Francisco: Inicialmente ressalto que o programa para estagiários na Eletrobras, como um todo, é excelente. Sugiro que fiquem atentos à página da Eletrobras Eletronorte pois logo sairá o edital para novas contratações. Antecipando a pergunta, já simplifico a resposta. O que procuramos em estagiários é a vontade de aprender e o conhecimento contábil e de informática. Não é necessário saber SAP/R3 pois te ensinaremos aqui. A minha filosofia faz com que contratemos estagiários para o crescimento do aluno e não como "mão de obra barata".

Mas de forma mais abrangente, eu aconselho que você, jovem, aprenda a aprender. Estude além do que é exigido para passar em provas, saiba conversar sobre o assunto, interpretar arriscar uma aplicação. Alimente desde o início a sua curiosidade.

Se você já faz estágio, tente sempre procurar alguém que precise de ajuda. Não fique lendo resumos de novela ou esperando o tempo passar. Nesses momento em que você oferece ajuda para outros colegas, você pode aprender algumas coisas que te trarão um diferencial por toda a vida.
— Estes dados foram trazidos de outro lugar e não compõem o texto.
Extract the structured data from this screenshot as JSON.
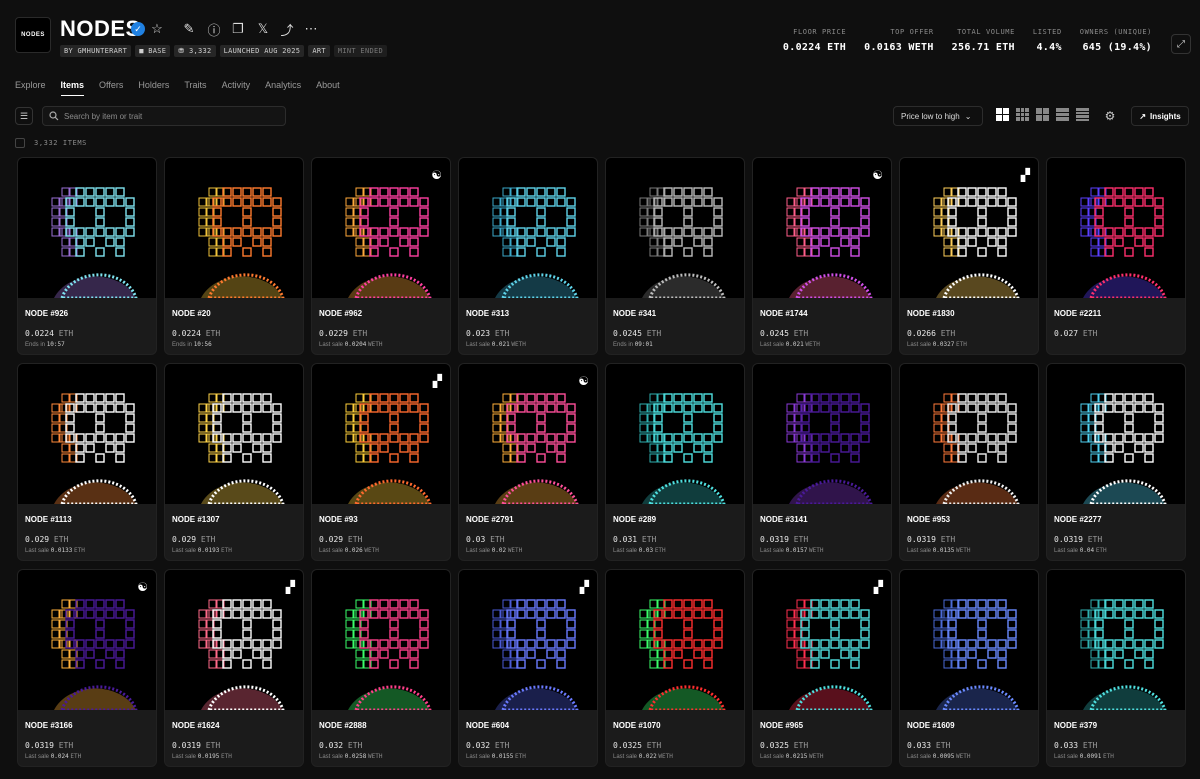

Estude inglês (e saiba português!) e informática. Um contador deve saber mexer com ferramentas básicas como Word, Excel e Power Point com excelência. Além disso, aproveite as férias (ou a greve, o sábado de manhã, ou qualquer momento que tenha livre) para fazer cursos de Access ou algum software que te mantenha versado em sistema, melhore o seu currículo e te diferencie ainda mais de seus pares. Mesmo em trabalhos concursados, o seu currículo define a sua caminhada.